Ma quanti nervosismi pre elettorali…

Non è una novità: i partiti sono preda dell’attesa della prova elettorale dell’8 e 9 giugno e cercano di tenere la scena a tutti i costi. Tutto serve a far immagine, l’accoglienza della premier a Chico Forti che rientra in Italia avendo ottenuto di finire di scontare la sua pena da noi, la corsa a fare di Ilaria Salis l’icona della perseguitata da Orban, il sostegno al referendum di Landini contro il jobs act, lo spazio concesso in TV a Santoro, e via via fino allo sfruttamento di ogni occasione anche marginale per raccattare voti.
Se dovessimo stare ai sondaggi non sembra che tutto questo serva a molto: le percentuali di consenso dei vari partiti e movimenti non si muovono di gran che, le rare variazioni massime sono circa dello 0,5% in più o in meno. Però c’è un blocco di intervistati intorno al 35% che non si esprime e non si sa se è gente che si asterrà o che semplicemente sta pensando ancora a come schierarsi. Insomma ce n’è abbastanza perché alcuni osservatori parlino di possibili sorprese che usciranno dalle urne.
Abbiamo pochi dati sulle molte elezioni comunali (una regionale: il Piemonte) che a modesto giudizio di chi scrive incideranno più degli esiti delle europee. Non sottovaluto che questi ultimi avranno un certo impatto sull’opinione pubblica, ma poi la politica si fa molto più con il presidio dei poteri locali. A proposito di eventi inattesi, c’è da valutare quale impatto avrà la recente dichiarazione di Paolo Gentiloni che ha smascherato la leggenda secondo cui Conte avrebbe fatto un capolavoro portando a casa circa 200 miliardi del Recovery Europeo. Ha spiegato che la cifra è derivata da un sistema di calcolo elaborato da funzionari (olandesi) prima di qualsiasi “negoziato” e che in termini percentuali calcolati rispetto al PIL l’Italia è solo al settimo posto dopo paesi che hanno avuto ben di più.

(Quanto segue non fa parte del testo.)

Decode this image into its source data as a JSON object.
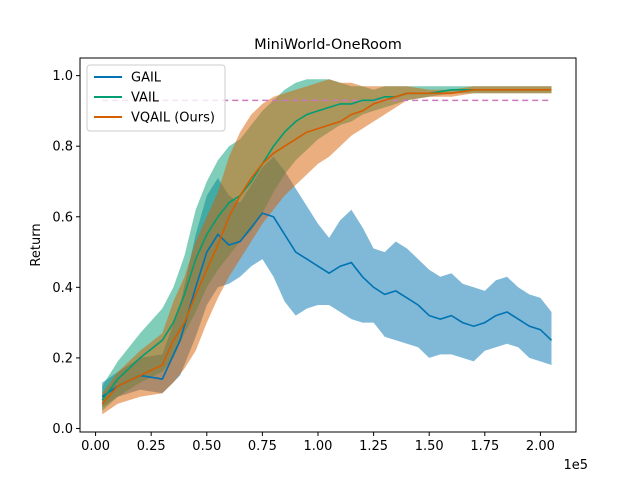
{
  "chart_data": {
    "type": "line",
    "title": "MiniWorld-OneRoom",
    "xlabel": "",
    "ylabel": "Return",
    "x_offset_label": "1e5",
    "xlim": [
      -0.07,
      2.16
    ],
    "ylim": [
      -0.01,
      1.05
    ],
    "xticks": [
      0.0,
      0.25,
      0.5,
      0.75,
      1.0,
      1.25,
      1.5,
      1.75,
      2.0
    ],
    "xtick_labels": [
      "0.00",
      "0.25",
      "0.50",
      "0.75",
      "1.00",
      "1.25",
      "1.50",
      "1.75",
      "2.00"
    ],
    "yticks": [
      0.0,
      0.2,
      0.4,
      0.6,
      0.8,
      1.0
    ],
    "ytick_labels": [
      "0.0",
      "0.2",
      "0.4",
      "0.6",
      "0.8",
      "1.0"
    ],
    "legend_position": "top-left",
    "reference_line": {
      "y": 0.93,
      "color": "#cc78bc",
      "style": "dashed"
    },
    "series": [
      {
        "name": "GAIL",
        "color": "#0173b2",
        "x": [
          0.03,
          0.1,
          0.2,
          0.3,
          0.38,
          0.45,
          0.5,
          0.55,
          0.6,
          0.65,
          0.7,
          0.75,
          0.8,
          0.85,
          0.9,
          0.95,
          1.0,
          1.05,
          1.1,
          1.15,
          1.2,
          1.25,
          1.3,
          1.35,
          1.4,
          1.45,
          1.5,
          1.55,
          1.6,
          1.65,
          1.7,
          1.75,
          1.8,
          1.85,
          1.9,
          1.95,
          2.0,
          2.05
        ],
        "y": [
          0.09,
          0.12,
          0.15,
          0.14,
          0.25,
          0.4,
          0.5,
          0.55,
          0.52,
          0.53,
          0.57,
          0.61,
          0.6,
          0.55,
          0.5,
          0.48,
          0.46,
          0.44,
          0.46,
          0.47,
          0.43,
          0.4,
          0.38,
          0.39,
          0.37,
          0.35,
          0.32,
          0.31,
          0.32,
          0.3,
          0.29,
          0.3,
          0.32,
          0.33,
          0.31,
          0.29,
          0.28,
          0.25
        ],
        "lower": [
          0.06,
          0.09,
          0.11,
          0.1,
          0.15,
          0.26,
          0.35,
          0.4,
          0.41,
          0.43,
          0.46,
          0.48,
          0.43,
          0.36,
          0.32,
          0.34,
          0.35,
          0.35,
          0.33,
          0.31,
          0.3,
          0.3,
          0.26,
          0.25,
          0.24,
          0.23,
          0.2,
          0.21,
          0.21,
          0.2,
          0.19,
          0.22,
          0.23,
          0.24,
          0.23,
          0.2,
          0.19,
          0.18
        ],
        "upper": [
          0.13,
          0.16,
          0.2,
          0.21,
          0.35,
          0.55,
          0.66,
          0.71,
          0.66,
          0.64,
          0.69,
          0.74,
          0.77,
          0.73,
          0.68,
          0.63,
          0.58,
          0.54,
          0.59,
          0.62,
          0.57,
          0.51,
          0.5,
          0.53,
          0.51,
          0.48,
          0.45,
          0.43,
          0.44,
          0.41,
          0.4,
          0.39,
          0.42,
          0.43,
          0.4,
          0.38,
          0.37,
          0.33
        ]
      },
      {
        "name": "VAIL",
        "color": "#029e73",
        "x": [
          0.03,
          0.1,
          0.2,
          0.3,
          0.35,
          0.4,
          0.45,
          0.5,
          0.55,
          0.6,
          0.65,
          0.7,
          0.75,
          0.8,
          0.85,
          0.9,
          0.95,
          1.0,
          1.05,
          1.1,
          1.15,
          1.2,
          1.25,
          1.3,
          1.35,
          1.4,
          1.5,
          1.6,
          1.7,
          1.8,
          1.9,
          2.0,
          2.05
        ],
        "y": [
          0.08,
          0.14,
          0.2,
          0.25,
          0.3,
          0.38,
          0.48,
          0.55,
          0.6,
          0.64,
          0.66,
          0.7,
          0.75,
          0.8,
          0.84,
          0.87,
          0.89,
          0.9,
          0.91,
          0.92,
          0.92,
          0.93,
          0.93,
          0.94,
          0.94,
          0.95,
          0.95,
          0.96,
          0.96,
          0.96,
          0.96,
          0.96,
          0.96
        ],
        "lower": [
          0.05,
          0.09,
          0.13,
          0.16,
          0.2,
          0.27,
          0.33,
          0.4,
          0.45,
          0.49,
          0.53,
          0.56,
          0.61,
          0.67,
          0.72,
          0.76,
          0.79,
          0.82,
          0.84,
          0.86,
          0.87,
          0.89,
          0.9,
          0.91,
          0.92,
          0.93,
          0.94,
          0.95,
          0.95,
          0.95,
          0.95,
          0.95,
          0.95
        ],
        "upper": [
          0.12,
          0.19,
          0.27,
          0.34,
          0.4,
          0.49,
          0.62,
          0.7,
          0.76,
          0.8,
          0.82,
          0.86,
          0.9,
          0.93,
          0.96,
          0.98,
          0.99,
          0.99,
          0.99,
          0.98,
          0.97,
          0.97,
          0.96,
          0.97,
          0.97,
          0.97,
          0.97,
          0.97,
          0.97,
          0.97,
          0.97,
          0.97,
          0.97
        ]
      },
      {
        "name": "VQAIL (Ours)",
        "color": "#d55e00",
        "x": [
          0.03,
          0.1,
          0.2,
          0.3,
          0.35,
          0.4,
          0.45,
          0.5,
          0.55,
          0.6,
          0.65,
          0.7,
          0.75,
          0.8,
          0.85,
          0.9,
          0.95,
          1.0,
          1.05,
          1.1,
          1.15,
          1.2,
          1.25,
          1.3,
          1.35,
          1.4,
          1.5,
          1.6,
          1.7,
          1.8,
          1.9,
          2.0,
          2.05
        ],
        "y": [
          0.07,
          0.12,
          0.15,
          0.18,
          0.25,
          0.3,
          0.38,
          0.45,
          0.52,
          0.6,
          0.66,
          0.71,
          0.75,
          0.78,
          0.8,
          0.82,
          0.84,
          0.85,
          0.86,
          0.87,
          0.89,
          0.9,
          0.92,
          0.93,
          0.94,
          0.95,
          0.95,
          0.95,
          0.96,
          0.96,
          0.96,
          0.96,
          0.96
        ],
        "lower": [
          0.04,
          0.07,
          0.09,
          0.1,
          0.13,
          0.17,
          0.22,
          0.3,
          0.37,
          0.43,
          0.48,
          0.53,
          0.58,
          0.62,
          0.66,
          0.69,
          0.72,
          0.75,
          0.77,
          0.8,
          0.83,
          0.85,
          0.87,
          0.89,
          0.91,
          0.93,
          0.94,
          0.94,
          0.95,
          0.95,
          0.95,
          0.95,
          0.95
        ],
        "upper": [
          0.1,
          0.16,
          0.22,
          0.27,
          0.36,
          0.43,
          0.53,
          0.6,
          0.67,
          0.77,
          0.84,
          0.89,
          0.92,
          0.94,
          0.95,
          0.96,
          0.97,
          0.98,
          0.99,
          0.98,
          0.98,
          0.97,
          0.97,
          0.97,
          0.97,
          0.97,
          0.96,
          0.96,
          0.97,
          0.97,
          0.97,
          0.97,
          0.97
        ]
      }
    ]
  }
}
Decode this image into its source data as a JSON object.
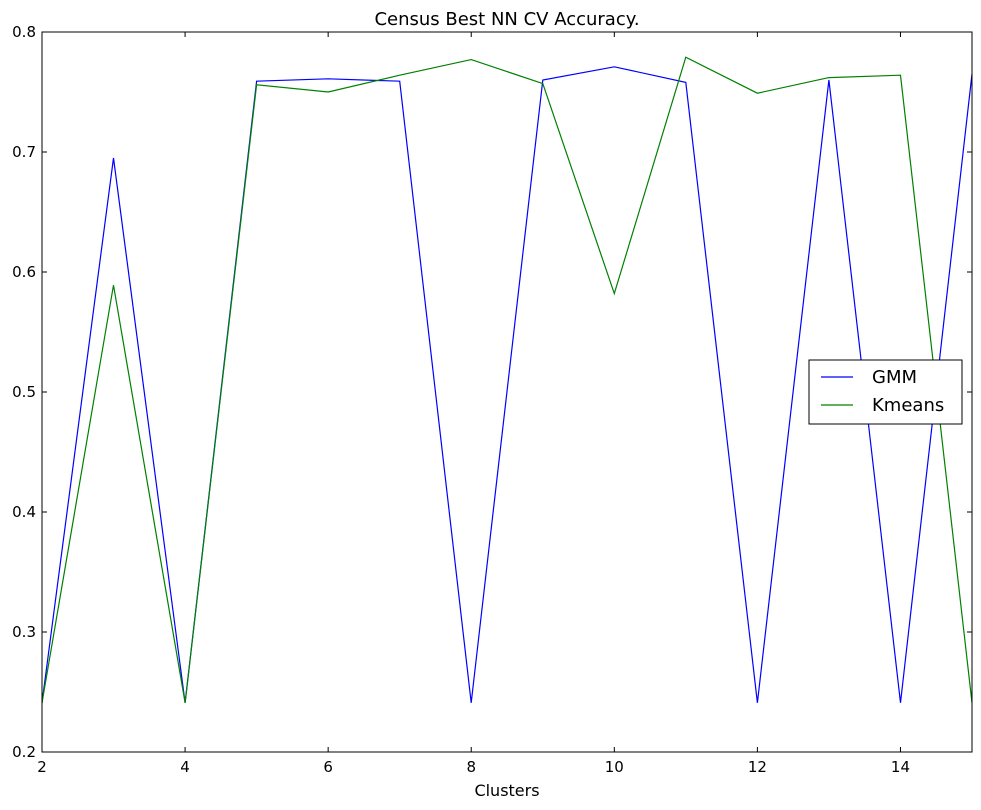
{
  "chart_data": {
    "type": "line",
    "title": "Census Best NN CV Accuracy.",
    "xlabel": "Clusters",
    "ylabel": "",
    "xlim": [
      2,
      15
    ],
    "ylim": [
      0.2,
      0.8
    ],
    "xticks": [
      2,
      4,
      6,
      8,
      10,
      12,
      14
    ],
    "yticks": [
      0.2,
      0.3,
      0.4,
      0.5,
      0.6,
      0.7,
      0.8
    ],
    "grid": false,
    "legend_position": "center-right",
    "x": [
      2,
      3,
      4,
      5,
      6,
      7,
      8,
      9,
      10,
      11,
      12,
      13,
      14,
      15
    ],
    "series": [
      {
        "name": "GMM",
        "color": "#0000ff",
        "values": [
          0.241,
          0.695,
          0.241,
          0.759,
          0.761,
          0.759,
          0.241,
          0.76,
          0.771,
          0.758,
          0.241,
          0.76,
          0.241,
          0.765
        ]
      },
      {
        "name": "Kmeans",
        "color": "#008000",
        "values": [
          0.241,
          0.589,
          0.241,
          0.756,
          0.75,
          0.764,
          0.777,
          0.757,
          0.582,
          0.779,
          0.749,
          0.762,
          0.764,
          0.241
        ]
      }
    ]
  }
}
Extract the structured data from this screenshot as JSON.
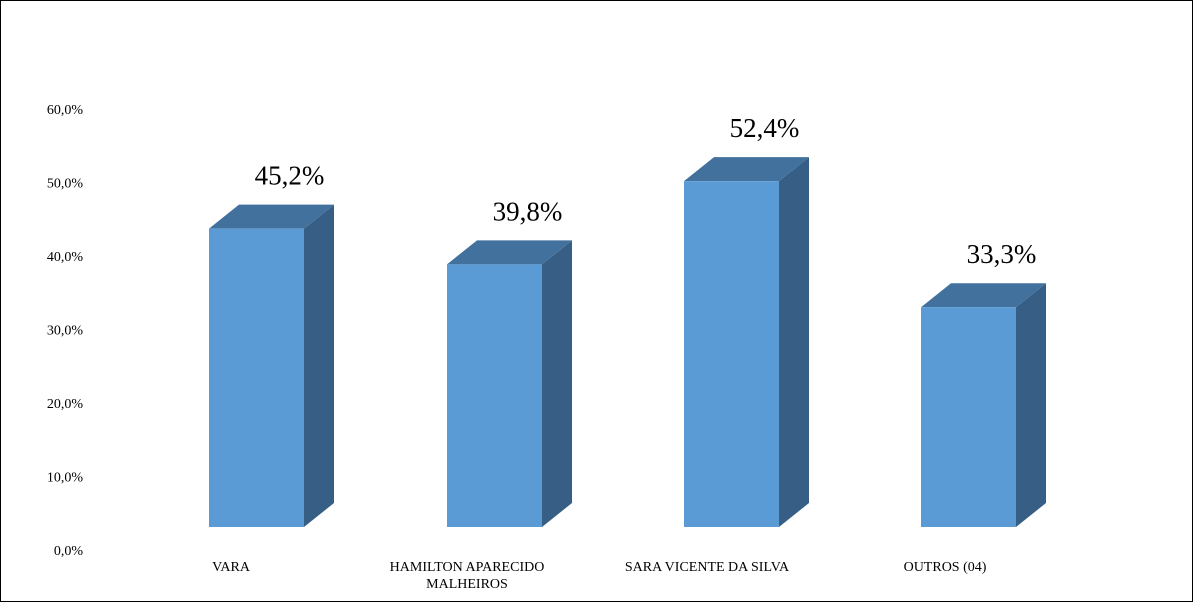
{
  "chart_data": {
    "type": "bar",
    "style": "3d-column",
    "categories": [
      [
        "VARA"
      ],
      [
        "HAMILTON APARECIDO",
        "MALHEIROS"
      ],
      [
        "SARA VICENTE DA SILVA"
      ],
      [
        "OUTROS (04)"
      ]
    ],
    "values": [
      45.2,
      39.8,
      52.4,
      33.3
    ],
    "data_labels": [
      "45,2%",
      "39,8%",
      "52,4%",
      "33,3%"
    ],
    "ylim": [
      0,
      60
    ],
    "yticks": [
      "0,0%",
      "10,0%",
      "20,0%",
      "30,0%",
      "40,0%",
      "50,0%",
      "60,0%"
    ],
    "grid": false,
    "legend": "none",
    "colors": {
      "front": "#5b9bd5",
      "top": "#41719c",
      "side": "#375f86"
    }
  }
}
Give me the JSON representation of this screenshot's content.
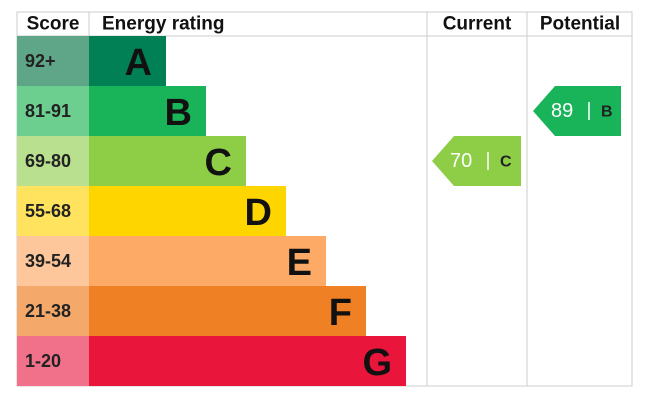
{
  "headers": {
    "score": "Score",
    "rating": "Energy rating",
    "current": "Current",
    "potential": "Potential"
  },
  "bands": [
    {
      "score": "92+",
      "letter": "A",
      "color": "#008054",
      "light": "#5fa688"
    },
    {
      "score": "81-91",
      "letter": "B",
      "color": "#19b459",
      "light": "#6ccf8f"
    },
    {
      "score": "69-80",
      "letter": "C",
      "color": "#8dce46",
      "light": "#b9e08f"
    },
    {
      "score": "55-68",
      "letter": "D",
      "color": "#ffd500",
      "light": "#ffe35e"
    },
    {
      "score": "39-54",
      "letter": "E",
      "color": "#fcaa65",
      "light": "#fdc79b"
    },
    {
      "score": "21-38",
      "letter": "F",
      "color": "#ef8023",
      "light": "#f4a96b"
    },
    {
      "score": "1-20",
      "letter": "G",
      "color": "#e9153b",
      "light": "#f07189"
    }
  ],
  "current": {
    "value": 70,
    "letter": "C"
  },
  "potential": {
    "value": 89,
    "letter": "B"
  }
}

L’elettorato dei Cinque Stelle è assolutamente insensibile a qualsiasi critica anche molto motivata che si possa muovere a M5S e dunque dubitiamo che in termini di consenso elettorale la rivelazione della demagogia mediatica di Conte possa fargli perdere quello zoccolo duro di consensi che a stare ai sondaggi continua a mantenere. Piuttosto gli impedirà di allargarsi come aveva fatto con notevole successo in precedenti elezioni, ma questo è un trend che è abbastanza pacifico. Soprattutto ne diminuirà ulteriormente la credibilità presso una parte del ceto dirigente che aveva guardato a lui con qualche speranza.
Piuttosto sarà interessante vedere come funzionano le alleanze a livello di elezioni amministrative, sia perché lì si vota con un meccanismo maggioritario e dunque le coalizioni contano, sia perché sarebbe interessante capire da che genere di personale politico sono composte le varie liste.
Anche a prescindere dal fenomeno del proliferare delle liste della più varia natura, qualche volta realmente “civiche”, molto più spesso iniziative di personaggi che sgomitano nella speranza di un ruolo pubblico, la stessa composizione di quelle che fanno capo ai partiti diciamo così consolidati presentano caratteristiche che sarebbe interessante studiare. Più che rispondere a scelte sia pure vagamente ideologiche, molte volte sembra di intuire una corsa a piazzarsi in una “compagnia” che si reputa confacente ad un trend giudicato di successo presso una quota di opinione pubblica e in grado di dare spazio all’emergere delle proprie ambizioni inserendosi nelle lotte di fazione che ormai coinvolgono tutte le forze politiche.
Sono sensazioni da osservatore della vita politica, perché, almeno a conoscenza di chi scrive, non ci sono rilevazioni attendibili sul fenomeno, che, ce ne rendiamo conto, è così variegato e sottoposto a peculiarità locali da renderne quasi impossibile uno studio scientifico.
Per quel che si può percepire finora, a livello nazionale non c’è volontà di frenare la continua esasperazione degli scontri politici. Non lo si desume tanto dalle intemperanze verbali di cui sono ricche le cronache (fanno parte del folklore politico-elettorale e ci sono sempre state), ma dalla caparbia con cui si rifiutano in parlamento i confronti costruttivi. È del tutto evidente sul terreno delle riforme istituzionali, premierato e autonomia regionale differenziata (la riforma della giustizia ancora non è affrontata), dove si predilige il muro contro muro, nell’autentico terrore dei leader di partito che un atteggiamento che ricercasse un incontro e un compromesso comporti la perdita del sostegno dei rispettivi pasdaran, che continuano ad essere, purtroppo per noi, un fattore assolutamente condizionante della nostra vita pubblica.